The AI ​​Act is a proposed European law on artificial intelligence. Although it has yet to come into effect, it is the first such AI law to be proposed by a major regulator, and it is being studied in detail around the world as many tech companies do intensive business in the EU.

The law assigns AI applications to four categories of risk, Powell said. First, there’s “minimal risk” – benign apps that don’t hurt people. Think of video games or AI-enabled spam filters, for example, and understand that the EU proposal allows unlimited use of these apps.

Then there are “limited risk” systems such as chatbots, in which – states the AI ​​law – the user must be informed that he is interacting with a machine. This would satisfy the EU’s objective that users decide for themselves whether to continue the interaction or take a step back.

“High-risk” systems can cause real damage – not just physical damage, as can happen in self-driving cars. These systems can also hurt job prospects (by sorting resumes, for example, or tracking productivity in a warehouse). They may refuse credits or loans or the ability to cross an international border.
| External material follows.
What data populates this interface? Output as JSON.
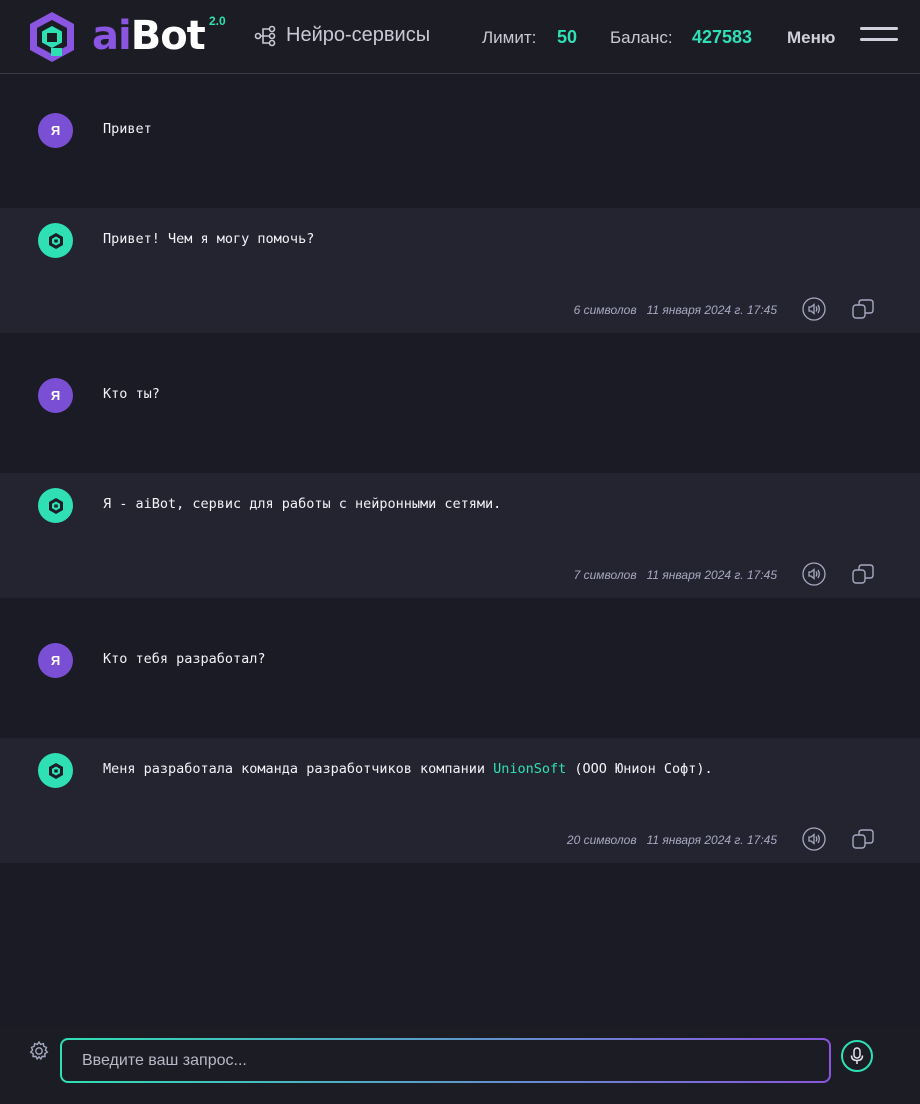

And they can influence criminal justice outcomes through AI-enhanced investigative and sentencing programs.

According to the EU, “any producer of this type of technology will have to provide not only justifications for the technology and its potential harm, but also business justifications as to why the world needs this type of technology,” Powell said.

“This is the first time in history, to my knowledge, that companies have been held accountable for their products to such an extent that they have to explain the business logic of their code.”

Then there is the fourth level: “unacceptable risk”. And under the AI ​​Act, any systems that pose a clear threat to people’s safety, livelihoods and rights will be banned outright.

“Again, I’m not here to tell you what’s right and what’s wrong,” Powell said. “The question is, can we as a society decide – and not just for ourselves, but for our children and future generations?”

This is the AI ​​dilemma, and solving it will be a society-wide challenge, she said. “But that’s the exciting part, because we actually live in a time in history where we can decide the future. … For that to happen, it means we have to step in when the call is there. and I’m calling you all tonight.